# Fleischmann's TV Protection?



## trainguru (Jun 28, 2011)

So, I have a Fleischmann 2-8-2 made in "U.S. Zone Germany", and I can't figure out for the life of me, why won't it cause lines on an old tube television? The same goes for my Bachmann 4-8-4, and a few others. However, even a can-motor locomotive will cause lines on the television, and so will open-frame motors. What sets the locomotives before told, apart? -


----------



## NIMT (Jan 6, 2011)

Have you been sniffing the model glue again? :retard:
You have far too much time to waste! :sly:
Oh save brain cells and buy a new TV!:lol_hitting:

Oh yea to answer your question it probably has a capacitor across the power leads, if not on the outside it's on the inside of the motor.


----------



## trainguru (Jun 28, 2011)

*I Don't Sniff Model Glue! (Only the stupid people who don't model railroad do that!)*

No I haven't NIMT! Fleischmann used this as a selling point (I have the magazine ads to prove it; one with a gorgeous woman for the 1950's! - ). Thank you NIMT, I just edited and well... I don't sniff model glue!


----------



## trainguru (Jun 28, 2011)

What kind, and how would I add capacitors to my whole fleet?


----------



## gunrunnerjohn (Nov 10, 2010)

Add a 50V bi-polar 1uf cap directly across the motor terminals.


----------



## tkruger (Jan 18, 2009)

gunrunnerjohn said:


> Add a 50V bi-polar 1uf cap directly across the motor terminals.

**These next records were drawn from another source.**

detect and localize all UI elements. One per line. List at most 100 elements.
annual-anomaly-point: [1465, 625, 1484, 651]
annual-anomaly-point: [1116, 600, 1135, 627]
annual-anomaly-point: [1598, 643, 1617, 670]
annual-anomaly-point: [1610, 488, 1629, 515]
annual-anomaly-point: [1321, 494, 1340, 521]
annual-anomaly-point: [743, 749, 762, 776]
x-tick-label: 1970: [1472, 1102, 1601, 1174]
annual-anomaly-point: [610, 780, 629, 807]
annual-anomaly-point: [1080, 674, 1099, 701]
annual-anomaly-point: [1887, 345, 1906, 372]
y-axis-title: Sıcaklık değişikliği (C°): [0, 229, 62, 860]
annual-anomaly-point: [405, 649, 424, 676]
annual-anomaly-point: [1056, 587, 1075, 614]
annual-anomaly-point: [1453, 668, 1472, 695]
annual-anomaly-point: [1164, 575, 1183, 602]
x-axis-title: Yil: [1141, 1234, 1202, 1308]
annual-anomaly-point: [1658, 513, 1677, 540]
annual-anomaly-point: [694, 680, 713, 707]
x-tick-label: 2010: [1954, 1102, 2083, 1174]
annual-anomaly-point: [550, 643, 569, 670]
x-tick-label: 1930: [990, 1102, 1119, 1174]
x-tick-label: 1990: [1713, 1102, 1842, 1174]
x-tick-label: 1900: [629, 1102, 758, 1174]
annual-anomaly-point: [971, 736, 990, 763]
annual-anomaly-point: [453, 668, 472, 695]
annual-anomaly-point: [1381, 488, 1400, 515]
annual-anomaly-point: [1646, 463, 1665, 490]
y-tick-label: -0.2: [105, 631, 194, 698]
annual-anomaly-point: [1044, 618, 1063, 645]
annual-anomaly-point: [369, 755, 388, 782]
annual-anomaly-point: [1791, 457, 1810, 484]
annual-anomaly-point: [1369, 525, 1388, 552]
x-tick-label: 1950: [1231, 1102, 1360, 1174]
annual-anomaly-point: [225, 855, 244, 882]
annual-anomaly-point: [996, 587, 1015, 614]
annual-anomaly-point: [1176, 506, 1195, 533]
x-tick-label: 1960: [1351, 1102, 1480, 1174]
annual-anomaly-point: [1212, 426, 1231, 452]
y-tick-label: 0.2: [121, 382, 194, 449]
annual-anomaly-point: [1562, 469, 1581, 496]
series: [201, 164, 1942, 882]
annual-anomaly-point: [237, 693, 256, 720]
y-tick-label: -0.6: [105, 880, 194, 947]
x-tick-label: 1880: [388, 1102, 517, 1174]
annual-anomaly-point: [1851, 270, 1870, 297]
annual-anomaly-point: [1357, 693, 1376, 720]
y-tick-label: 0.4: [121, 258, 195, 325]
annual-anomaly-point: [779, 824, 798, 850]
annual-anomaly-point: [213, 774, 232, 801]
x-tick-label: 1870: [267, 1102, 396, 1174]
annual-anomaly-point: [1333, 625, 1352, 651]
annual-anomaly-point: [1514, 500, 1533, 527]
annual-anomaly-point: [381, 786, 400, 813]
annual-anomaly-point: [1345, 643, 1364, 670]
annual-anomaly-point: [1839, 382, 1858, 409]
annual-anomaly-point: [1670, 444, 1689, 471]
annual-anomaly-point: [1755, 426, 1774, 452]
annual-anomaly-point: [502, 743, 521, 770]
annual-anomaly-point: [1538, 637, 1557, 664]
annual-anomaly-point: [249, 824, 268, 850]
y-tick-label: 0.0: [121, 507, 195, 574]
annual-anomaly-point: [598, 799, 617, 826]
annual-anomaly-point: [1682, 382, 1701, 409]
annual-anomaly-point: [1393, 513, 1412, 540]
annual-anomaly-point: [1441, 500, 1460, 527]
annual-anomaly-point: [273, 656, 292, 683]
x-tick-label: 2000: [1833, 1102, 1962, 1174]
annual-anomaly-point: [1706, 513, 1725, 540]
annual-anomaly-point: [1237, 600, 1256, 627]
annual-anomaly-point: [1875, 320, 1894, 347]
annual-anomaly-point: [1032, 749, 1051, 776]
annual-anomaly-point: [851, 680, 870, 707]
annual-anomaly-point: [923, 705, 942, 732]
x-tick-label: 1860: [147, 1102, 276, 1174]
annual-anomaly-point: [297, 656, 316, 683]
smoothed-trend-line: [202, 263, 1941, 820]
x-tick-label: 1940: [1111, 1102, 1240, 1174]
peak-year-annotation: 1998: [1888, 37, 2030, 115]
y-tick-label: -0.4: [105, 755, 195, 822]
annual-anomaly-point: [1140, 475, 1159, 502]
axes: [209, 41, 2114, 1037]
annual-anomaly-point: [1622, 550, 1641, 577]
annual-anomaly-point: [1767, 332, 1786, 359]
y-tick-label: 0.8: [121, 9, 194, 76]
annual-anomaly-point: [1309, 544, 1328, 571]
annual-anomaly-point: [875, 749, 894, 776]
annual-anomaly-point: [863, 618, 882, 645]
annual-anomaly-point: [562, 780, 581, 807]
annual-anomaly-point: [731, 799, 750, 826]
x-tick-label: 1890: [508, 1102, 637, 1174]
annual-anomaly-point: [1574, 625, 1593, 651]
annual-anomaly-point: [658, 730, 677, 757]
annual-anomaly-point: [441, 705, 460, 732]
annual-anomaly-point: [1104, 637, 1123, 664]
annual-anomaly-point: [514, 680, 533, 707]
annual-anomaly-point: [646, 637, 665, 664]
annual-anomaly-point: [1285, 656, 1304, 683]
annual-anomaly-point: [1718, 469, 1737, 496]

We used to do that to the RC car motors when I raced. If we didn't use the cap accross the terminals the motor would interfere with the receiver in the car causing intermittent signal loss. Real bad when signal stuck at WOT down the straight before a curve.


----------



## NIMT (Jan 6, 2011)

If your doing DC then put the capacitor in, if your doing DCC do not put it in as it will interfere with the BEMF function of a good DCC decoder!


----------



## trainguru (Jun 28, 2011)

*Thanks Guys!*

Hate to sound stupid, but isin't 50 volts a lot? Or is that just the title of the capacitor type? Don't worry NIMT, I'm a DC model train boy through and through! I don't like DCC very much, but how would one make a TV proof DCC locootive (just in case I join a club)?

P.S. - I'll stick to tube tv's thank you very much! They're cooler! -


----------



## trainguru (Jun 28, 2011)

*Thanks Guys!*

Hate to sound stupid, but isin't 50 volts a lot? Or is that just the title of the capacitor type? Don't worry NIMT, I'm a DC model train boy through and through! I don't like DCC very much, but how would one make a TV proof DCC locootive (just in case I join a club)?

P.S. - I'll stick to tube tv's thank you very much... THEY'RE COOLER!!! -


----------



## gc53dfgc (Apr 13, 2010)

Double Post! The 50Volts is just the max rating for the capacitor, I don't think it means an input of 50 is required as most layouts run on a max of 18 volts and Sean knows his stuff.


----------



## New Berlin RR (Feb 11, 2012)

trainguru said:


> Hate to sound stupid, but isin't 50 volts a lot? Or is that just the title of the capacitor type? Don't worry NIMT, I'm a DC model train boy through and through! I don't like DCC very much, but how would one make a TV proof DCC locootive (just in case I join a club)?
> 
> P.S. - I'll stick to tube tv's thank you very much! They're cooler! -


plus on top of that they just work...

and no the 50V shouldn't be that hi, its just rated for that amount, all thogh to me that could be a bit high, but since its a suppressor perhaps not...anyways I love my DC trains too but only plan to go DC since the local club uses it....(grr...)...


as for TV proofing a locoo....send it to me...problem solved :laugh:


----------



## trainguru (Jun 28, 2011)

BERLIN! The Locomotives of this concern are under ownership of concerns connected to the *"Evergreen Roads" *(of which my previously mentioned _"Columbia & Puget Sound" _is a part of; think Muskogee Roads meets the Pacific Northwest in ownership layout!).


----------



## New Berlin RR (Feb 11, 2012)

ah ok...cool...well as for tv proofing the locos you know where to send them hehehehe  just joking.... sounds like a fun layout tho!


----------



## NIMT (Jan 6, 2011)

Tube TV's are long done gone, your an ecology minded person, a LED TV uses 100'th of the energy that the old tube tv's use. And the new TV's are envoromentally safe in there design, besides that the picture quality kicks butt!


----------



## trainguru (Jun 28, 2011)

Imagine this: using an old tv, is much more energy efficent then producing a brand new tv, in a sweat shop in the orient! Imagine all the carbon put in the air, all the precious metal waste leached into the ground water, and how un-nuclear proof an LED tv is! And you should consider nuclear proof as a factor, now that the whole Pacific Northwest is on the front lines of the threat of Nuclear War again! - 

Can anybody say "Duck and Cover?" -  & :laugh::thumbsup:


----------



## gc53dfgc (Apr 13, 2010)

Your over reacting to an extreme. LED TV's are less hazardous to produce than a CRT/Tube television. Are more energy efficient, Can be more easily recycled, and can last just as long if not more than a tube can. 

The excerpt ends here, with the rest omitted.